= Wren Journeymage =

ebook image

Wren Journeymage is the sequel to Wren's War, and so far the last book written about the character Wren.

== Publishing status==
The book was originally slated for publication by Jane Yolen Book, but the line was canceled. Sherwood Smith finished it as part of a contract with Viking to re-publish the first three books in the series with Firebirds, but publication was cancelled again.

Sherwood Smith has since published the first draft at Book View Café, preparatory to releasing it as an e-book.

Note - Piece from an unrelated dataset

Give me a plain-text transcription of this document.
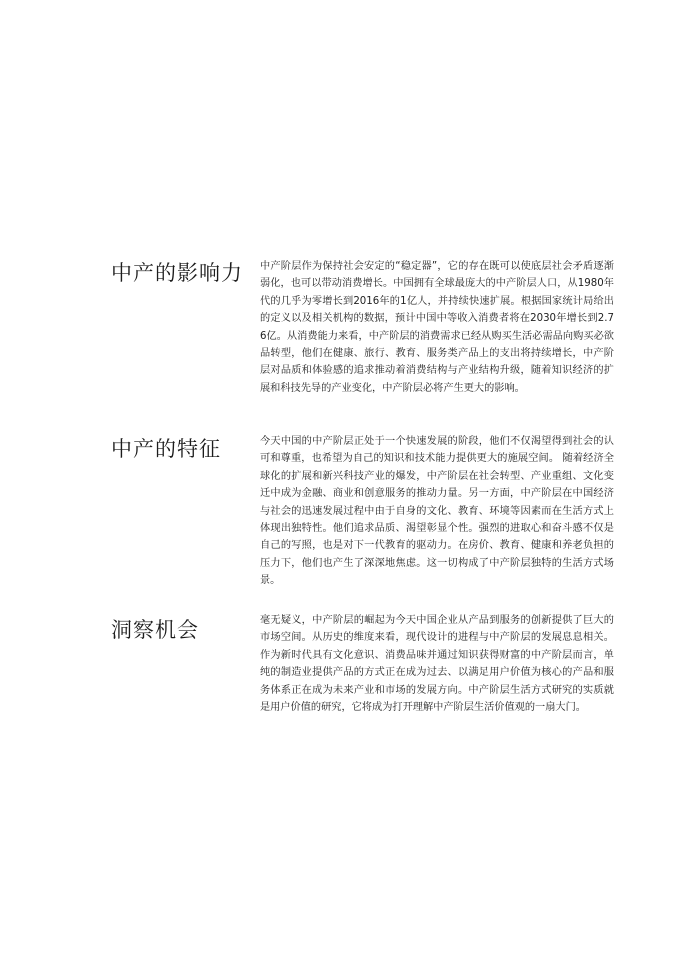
中产的影响力 中产阶层作为保持社会安定的“稳定器”，它的存在既可以使底层社会矛盾逐渐弱化，也可以带动消费增长。中国拥有全球最庞大的中产阶层人口，从1980年代的几乎为零增长到2016年的1亿人，并持续快速扩展。根据国家统计局给出的定义以及相关机构的数据，预计中国中等收入消费者将在2030年增长到2.76亿。从消费能力来看，中产阶层的消费需求已经从购买生活必需品向购买必欲品转型，他们在健康、旅行、教育、服务类产品上的支出将持续增长，中产阶层对品质和体验感的追求推动着消费结构与产业结构升级，随着知识经济的扩展和科技先导的产业变化，中产阶层必将产生更大的影响。

中产的特征	今天中国的中产阶层正处于一个快速发展的阶段，他们不仅渴望得到社会的认可和尊重，也希望为自己的知识和技术能力提供更大的施展空间。 随着经济全球化的扩展和新兴科技产业的爆发，中产阶层在社会转型、产业重组、文化变迁中成为金融、商业和创意服务的推动力量。另一方面，中产阶层在中国经济与社会的迅速发展过程中由于自身的文化、教育、环境等因素而在生活方式上体现出独特性。他们追求品质、渴望彰显个性。强烈的进取心和奋斗感不仅是自己的写照，也是对下一代教育的驱动力。在房价、教育、健康和养老负担的压力下，他们也产生了深深地焦虑。这一切构成了中产阶层独特的生活方式场景。

洞察机会	毫无疑义，中产阶层的崛起为今天中国企业从产品到服务的创新提供了巨大的市场空间。从历史的维度来看，现代设计的进程与中产阶层的发展息息相关。作为新时代具有文化意识、消费品味并通过知识获得财富的中产阶层而言，单纯的制造业提供产品的方式正在成为过去、以满足用户价值为核心的产品和服务体系正在成为未来产业和市场的发展方向。中产阶层生活方式研究的实质就是用户价值的研究，它将成为打开理解中产阶层生活价值观的一扇大门。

This book is available as an ebook as of 2010.

==Plot summary==
The first summer of peace brings Wren on her weekly visit to the young Queen Teressa, where she encounters the derisive, upsetting Hawk Rhiscarlan riding in! Wren races to warn Teressa, to discover he's expected, which causes the girls' first argument. Tyron gives Wren a chance to leave Meldreth by sending her on a new journeymage project—to find Connor, who had wandered off to the Summer Isles. When Wren vanishes, her scry stone abandoned, Teressa veers between regret over the argument, worry about Wren, and the beguilement of attraction as Hawk skillfully upsets her court. Wren has just made friends with some young sailors when they are captured and forced on board a shady smuggler, where Wren learns all about the sea. When pirates attack, Wren does magic, which leads her straight to another confrontation with the villain she hates most, aided by the boy she . . . what do you call these feelings? Once again the four—Wren, Teressa, Connor, and Tyron—find themselves deep in adventure, as they try to navigate the treacherous waters of growing up.